Larry King misses the TV news business, but he doesn't miss being on CNN.

The 80-year-old news veteran is making news himself courtesy of an interview with the website Capital New York, in which he slams his former employer for its coverage of missing Malaysia Airlines Flight 370.

"I miss being live, which I did all my life," said King in the interview. "And I miss the big story, though I will tell you, I am glad I am not on CNN now with this missing plane. Because that has been turned into the most absurd news story. It was a great news story and then it went absurd."

The story began in March 8 when MH370 lost all contact en route to Beijing, roughly one hour after departing from Kuala Lumpur. There were 239 passengers and crew on-board.

CNN has covered the story incessantly since it began. A recent CNN report says authorities "have nothing to show" from the exhaustive search that has so far covered more than 4.6 million square kilometres of ocean space.

But the fact CNN keeps reporting on the missing airliner around the clock – even though there's been no developments – appears to deeply irritate King.

"The funny thing about it is that in all this time, which I guess is approaching six weeks, the only thing we know is that it made a left turn," he says. "We don't know anything else, so I have learned nothing, and all that coverage has led to nothing."

In the same interview, King, who spent 25 years at the helm of Larry King Live for CNN, stressed the difference between going for ratings and journalistic integrity.

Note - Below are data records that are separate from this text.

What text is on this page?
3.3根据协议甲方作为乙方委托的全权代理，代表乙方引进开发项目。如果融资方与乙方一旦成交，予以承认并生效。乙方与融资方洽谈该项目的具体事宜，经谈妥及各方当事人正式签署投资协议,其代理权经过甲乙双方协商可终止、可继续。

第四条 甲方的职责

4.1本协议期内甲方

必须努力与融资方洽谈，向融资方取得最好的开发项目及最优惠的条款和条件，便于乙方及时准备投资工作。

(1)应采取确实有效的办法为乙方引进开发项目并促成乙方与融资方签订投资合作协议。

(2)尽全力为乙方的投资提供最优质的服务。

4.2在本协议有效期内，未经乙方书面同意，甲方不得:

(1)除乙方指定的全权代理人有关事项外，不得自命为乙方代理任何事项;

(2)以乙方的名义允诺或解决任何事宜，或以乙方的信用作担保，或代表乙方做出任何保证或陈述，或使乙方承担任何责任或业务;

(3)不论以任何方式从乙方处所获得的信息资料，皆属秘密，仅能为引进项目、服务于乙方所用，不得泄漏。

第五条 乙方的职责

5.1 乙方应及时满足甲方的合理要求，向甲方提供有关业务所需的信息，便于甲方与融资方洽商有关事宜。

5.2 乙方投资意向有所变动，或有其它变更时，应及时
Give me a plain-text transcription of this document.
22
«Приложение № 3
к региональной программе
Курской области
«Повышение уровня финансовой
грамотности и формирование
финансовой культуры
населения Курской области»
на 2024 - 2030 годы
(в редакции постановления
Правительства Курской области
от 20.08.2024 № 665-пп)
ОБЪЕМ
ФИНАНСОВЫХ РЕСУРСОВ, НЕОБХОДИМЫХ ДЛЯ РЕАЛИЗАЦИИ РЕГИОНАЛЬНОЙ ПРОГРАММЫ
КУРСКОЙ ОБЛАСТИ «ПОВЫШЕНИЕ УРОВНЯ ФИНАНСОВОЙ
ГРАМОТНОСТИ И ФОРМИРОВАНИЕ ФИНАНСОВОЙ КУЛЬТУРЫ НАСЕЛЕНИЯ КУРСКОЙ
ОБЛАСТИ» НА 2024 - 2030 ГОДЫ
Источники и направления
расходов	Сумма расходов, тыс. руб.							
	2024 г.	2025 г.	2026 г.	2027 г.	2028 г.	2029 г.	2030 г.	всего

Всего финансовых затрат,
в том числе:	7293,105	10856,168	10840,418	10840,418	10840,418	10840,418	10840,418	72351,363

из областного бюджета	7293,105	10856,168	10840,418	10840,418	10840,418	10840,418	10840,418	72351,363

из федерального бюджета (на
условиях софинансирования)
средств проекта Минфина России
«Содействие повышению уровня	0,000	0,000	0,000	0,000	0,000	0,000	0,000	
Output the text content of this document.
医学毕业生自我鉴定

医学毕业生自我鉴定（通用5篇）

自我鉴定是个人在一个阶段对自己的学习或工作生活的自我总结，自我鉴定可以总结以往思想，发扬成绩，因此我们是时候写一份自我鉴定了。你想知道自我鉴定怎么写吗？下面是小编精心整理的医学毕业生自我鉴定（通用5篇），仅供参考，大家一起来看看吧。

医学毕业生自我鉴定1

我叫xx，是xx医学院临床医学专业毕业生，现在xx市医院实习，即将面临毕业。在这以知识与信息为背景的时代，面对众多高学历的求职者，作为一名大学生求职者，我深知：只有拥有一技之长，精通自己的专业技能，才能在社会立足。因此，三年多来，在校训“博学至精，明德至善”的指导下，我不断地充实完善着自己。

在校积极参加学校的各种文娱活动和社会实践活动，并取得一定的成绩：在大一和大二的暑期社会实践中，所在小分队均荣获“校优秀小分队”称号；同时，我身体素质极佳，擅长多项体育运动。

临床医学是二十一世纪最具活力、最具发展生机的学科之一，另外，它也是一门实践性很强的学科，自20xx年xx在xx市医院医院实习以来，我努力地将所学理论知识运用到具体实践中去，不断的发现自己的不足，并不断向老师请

"While it gave them better ratings, they weren't doing what I consider great news work, which is letting the audience determine what is news," he said.

Toward that end, King pointed out several other newsworthy disasters that have occurred since MH370 was first reported missing.

"In that same period of time," noted King, "they had landslides in Washington, they had the ferry boat in South Korea, they had Ukraine, they had the G.M. recall with 13 people killed, and they are leading with the missing plane."

The bespectacled newsman also took issue with CNN president Jeff Zucker's recent rationalization that the reason Piers Morgan failed in King's old time slot was because the concept of people watching a talk show at 9 p.m. was "no longer viable."

"He [Zucker] also said that Jay Leno would work at 10 o'clock. Nothing is dead. I like Jeff a lot personally, but the biggest mistake you can make in media is to say anything is dead."

"If you have a good show, it will work. Any good product will work. Nothing is dead, everything is new."

Currently, King hosts the daily half-hour web program Larry King Now for Ora TV, a company in which he holds an equity stake. But it's fairly evident that he misses being on mainstream TV.

When CNN officially pulled the plug on Piers Morgan Live last February, King was the first person to step up and offer his services.

Said King at the time: "If he [Zucker] talked to the people at Ora TV and they could work it out, I would do it."